Immigration Act 2016 (Right to Rent)
New provisions came into force on 1st December 2016. The main changes, which currently only apply to England, are:
There are two new ways to end a tenancy on tenants who do not have the Right to Rent. The first is a new 28 day notice which can be issued once notification from Secretary of State has been received. The second is by issuing a Section 8 Notice under a new mandatory ground 7B of Schedule 2 of the Housing Act.
As well as the penalties already in place, there is a new criminal offence intended to be used for the more serious offenders. A landlord (or an agent if he has failed to notify the landlord) will be liable if he has knowingly let property to tenants who do not have the right to rent; if found guilty he could face an unlimited fine or up to five years’ imprisonment.

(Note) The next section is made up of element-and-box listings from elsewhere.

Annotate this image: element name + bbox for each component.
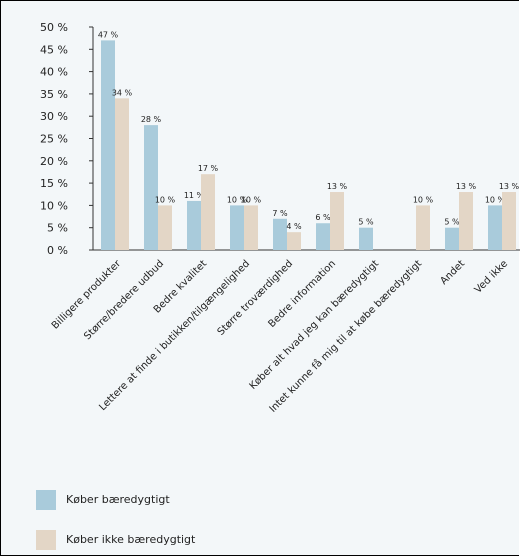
bar-series-1 [101, 40, 115, 250]
y-tick-label: 20 % [40, 155, 68, 168]
data-label: 10 % [413, 195, 434, 204]
data-label: 5 % [444, 218, 460, 227]
bar-series-1 [445, 227, 459, 250]
y-tick-label: 15 % [40, 177, 68, 190]
bar-series-2 [115, 98, 129, 250]
data-label: 5 % [358, 218, 374, 227]
data-label: 10 % [485, 195, 506, 204]
legend-swatch-series-1 [36, 490, 56, 510]
bar-series-1 [144, 125, 158, 250]
data-label: 13 % [456, 182, 477, 191]
y-tick-label: 25 % [40, 133, 68, 146]
legend-label-series-2: Køber ikke bæredygtigt [66, 533, 196, 546]
bar-series-2 [459, 192, 473, 250]
data-label: 47 % [98, 30, 119, 39]
bar-series-1 [187, 200, 201, 250]
y-tick-label: 0 % [47, 244, 68, 257]
legend-swatch-series-2 [36, 530, 56, 550]
y-tick-label: 5 % [47, 222, 68, 235]
bar-series-2 [502, 192, 516, 250]
data-label: 10 % [155, 195, 176, 204]
legend-label-series-1: Køber bæredygtigt [66, 493, 170, 506]
data-label: 7 % [272, 209, 288, 218]
data-label: 13 % [499, 182, 520, 191]
x-tick-label: Lettere at finde i butikken/tilgængeligh… [97, 258, 252, 413]
x-tick-label: Større troværdighed [216, 258, 296, 338]
bar-series-1 [359, 227, 373, 250]
bar-series-2 [201, 174, 215, 250]
data-label: 17 % [198, 164, 219, 173]
bar-series-1 [273, 218, 287, 250]
data-label: 34 % [112, 88, 133, 97]
x-tick-label: Større/bredere udbud [82, 258, 166, 342]
data-label: 10 % [241, 195, 262, 204]
bar-series-2 [158, 205, 172, 250]
bar-series-2 [287, 232, 301, 250]
bar-chart: 0 % 5 % 10 % 15 % 20 % 25 % 30 % 35 % 40 % 45 % 50… [40, 21, 520, 415]
x-tick-label: Ved ikke [473, 258, 510, 295]
bar-series-1 [316, 223, 330, 250]
data-label: 28 % [141, 115, 162, 124]
bar-series-2 [330, 192, 344, 250]
x-tick-label: Billigere produkter [50, 258, 124, 332]
y-tick-label: 50 % [40, 21, 68, 34]
y-tick-label: 30 % [40, 110, 68, 123]
y-tick-label: 45 % [40, 43, 68, 56]
y-tick-label: 10 % [40, 199, 68, 212]
data-label: 13 % [327, 182, 348, 191]
data-label: 4 % [286, 222, 302, 231]
bar-series-1 [230, 205, 244, 250]
y-tick-label: 40 % [40, 66, 68, 79]
bar-series-2 [416, 205, 430, 250]
data-label: 11 % [184, 191, 205, 200]
x-tick-label: Andet [438, 258, 467, 287]
data-label: 6 % [315, 213, 331, 222]
data-label: 10 % [227, 195, 248, 204]
y-tick-label: 35 % [40, 88, 68, 101]
bar-series-1 [488, 205, 502, 250]
bar-series-2 [244, 205, 258, 250]
x-tick-label: Intet kunne få mig til at købe bæredygti… [266, 257, 424, 415]
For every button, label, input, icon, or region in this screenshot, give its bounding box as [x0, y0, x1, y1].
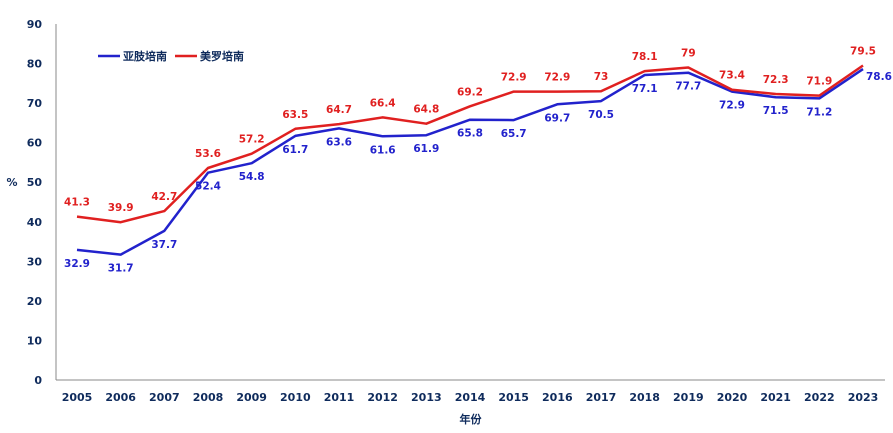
x-tick-label: 2006	[105, 391, 136, 404]
data-label-red: 72.9	[544, 72, 570, 84]
data-label-blue: 69.7	[544, 112, 570, 124]
data-label-red: 72.3	[763, 74, 789, 86]
data-label-red: 79.5	[850, 46, 876, 58]
data-labels: 41.3 39.9 42.7 53.6 57.2 63.5 64.7 66.4 64.8 69.2…	[64, 46, 892, 275]
data-label-red: 73	[594, 71, 609, 83]
data-label-blue: 31.7	[108, 263, 134, 275]
data-label-red: 79	[681, 48, 696, 60]
data-label-red: 64.7	[326, 104, 352, 116]
x-tick-label: 2012	[367, 391, 398, 404]
data-label-blue: 71.5	[763, 105, 789, 117]
data-label-blue: 70.5	[588, 109, 614, 121]
x-tick-label: 2021	[760, 391, 791, 404]
x-tick-label: 2019	[673, 391, 704, 404]
data-label-red: 73.4	[719, 70, 745, 82]
y-tick-label: 20	[27, 295, 43, 308]
legend-label-0: 亚肢培南	[123, 49, 167, 63]
data-label-red: 72.9	[501, 72, 527, 84]
data-label-blue: 32.9	[64, 258, 90, 270]
data-label-blue: 65.7	[501, 128, 527, 140]
y-tick-label: 30	[27, 255, 43, 268]
series-lines	[76, 64, 864, 256]
legend: 亚肢培南 美罗培南	[98, 49, 244, 63]
series-line-0	[76, 68, 864, 256]
x-tick-label: 2023	[848, 391, 879, 404]
data-label-blue: 72.9	[719, 100, 745, 112]
data-label-blue: 52.4	[195, 181, 221, 193]
data-label-blue: 61.7	[282, 144, 308, 156]
y-tick-label: 0	[34, 374, 42, 387]
data-label-blue: 65.8	[457, 128, 483, 140]
data-label-red: 39.9	[108, 202, 134, 214]
x-tick-label: 2009	[236, 391, 267, 404]
data-label-red: 63.5	[282, 109, 308, 121]
x-axis-title: 年份	[460, 412, 483, 426]
data-label-blue: 61.9	[413, 143, 439, 155]
x-tick-label: 2015	[498, 391, 529, 404]
y-tick-label: 40	[27, 216, 43, 229]
x-tick-label: 2022	[804, 391, 835, 404]
data-label-blue: 37.7	[151, 239, 177, 251]
x-tick-label: 2017	[586, 391, 617, 404]
y-tick-label: 80	[27, 58, 43, 71]
y-tick-label: 70	[27, 97, 43, 110]
x-tick-label: 2007	[149, 391, 180, 404]
data-label-red: 64.8	[413, 104, 439, 116]
data-label-blue: 78.6	[866, 71, 892, 83]
data-label-blue: 61.6	[370, 144, 396, 156]
data-label-red: 57.2	[239, 134, 265, 146]
x-tick-label: 2008	[193, 391, 224, 404]
data-label-blue: 77.1	[632, 83, 658, 95]
data-label-blue: 77.7	[675, 81, 701, 93]
y-tick-label: 60	[27, 137, 43, 150]
data-label-red: 42.7	[151, 191, 177, 203]
y-tick-label: 90	[27, 18, 43, 31]
x-tick-label: 2018	[629, 391, 660, 404]
x-axis: 2005 2006 2007 2008 2009 2010 2011 2012 2013 2014…	[56, 379, 885, 404]
x-tick-label: 2020	[717, 391, 748, 404]
series-line-1	[76, 64, 864, 224]
data-label-red: 66.4	[370, 97, 396, 109]
x-tick-label: 2011	[324, 391, 355, 404]
data-label-red: 71.9	[806, 76, 832, 88]
x-tick-label: 2005	[62, 391, 93, 404]
data-label-blue: 54.8	[239, 171, 265, 183]
data-label-red: 53.6	[195, 148, 221, 160]
x-tick-label: 2010	[280, 391, 311, 404]
x-tick-label: 2014	[455, 391, 486, 404]
data-label-red: 78.1	[632, 51, 658, 63]
data-label-blue: 71.2	[806, 106, 832, 118]
data-label-blue: 63.6	[326, 136, 352, 148]
y-axis: 0 10 20 30 40 50 60 70 80 90	[27, 18, 57, 387]
y-tick-label: 50	[27, 176, 43, 189]
y-tick-label: 10	[27, 334, 43, 347]
x-tick-label: 2013	[411, 391, 442, 404]
data-label-red: 69.2	[457, 86, 483, 98]
data-label-red: 41.3	[64, 197, 90, 209]
legend-label-1: 美罗培南	[200, 49, 244, 63]
x-tick-label: 2016	[542, 391, 573, 404]
y-axis-title: %	[6, 176, 17, 189]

However, you will have a defence if the correct steps have been taken to end the tenancy and evict the tenants within a reasonable period of time (which the draft guidance states is within three months of discovering that the tenant has no right to rent).
Energy Performance Certificates
All tenancies that begin after 1st April 2018 will be required to have a minimum EPC rating of E (all existing tenancies will have to comply by 1st April 2020). The regulations will prevent any landlord from letting a property with a rating of F or G until the necessary energy efficiency improvements have been carried out. A local authority could impose financial penalties on a landlord if it finds they are in breach of these regulations or unable to prove compliance.
We strongly advise that you review your property’s EPC rating now and undertake any reasonable improvements that may be necessary. It is also important that landlords check the date the EPC was carried out – they are only valid for 10 years and you need a valid EPC every time your property is marketed to let.
Liability for Common Parts - the outcome
The Edwards v Kumarasamy case was where a tenant attempted to sue their landlord after they tripped on a loose paving stone in a communal area of the building.
The Supreme Court’s recent decision on the case has confirmed that a landlord has no responsibility for the upkeep of the common parts of a property and no liability for the maintenance failures of the freeholder. However, a landlord would have a duty of care to inform the freeholder or the managing agent of any maintenance issues within the common parts.
Houses in Multiple Occupation (HMO) and licensing reforms
Following a consultation in October 2016 on extending mandatory licensing of HMOs, there are new proposals which may come into force in October 2017, however, with the announcement of the general election this may be delayed. These will probably include licencing for:
- any tenancy with five or more people forming two or more households
- any properties above or below business premises
These are separate to selective licencing schemes that certain local authorities have recently brought in.
Serving Section 21 Notices
In order to correctly serve a Section 21 Notice to gain possession on an Assured Shorthold Tenancy, and so that it is not invalid, the following must have been completed. all tenants must have been in receipt of the following at the beginning of the tenancy:
- A valid Energy Performance Certificate (EPC)
- A copy of the government’s How to Rent Guide
- A valid Gas Safety Record (if applicable) including any renewal (if applicable)
- Prescribed Information
- Deposit protection leaflet
- Deposit certificate proving that the deposit has been registered
- HMO licence (if applicable)
Under the Deregulation Act 2015, Section 21 notices will also be invalid where a local authority has served an enforcement notice following a complaint by the tenant about the condition of the property.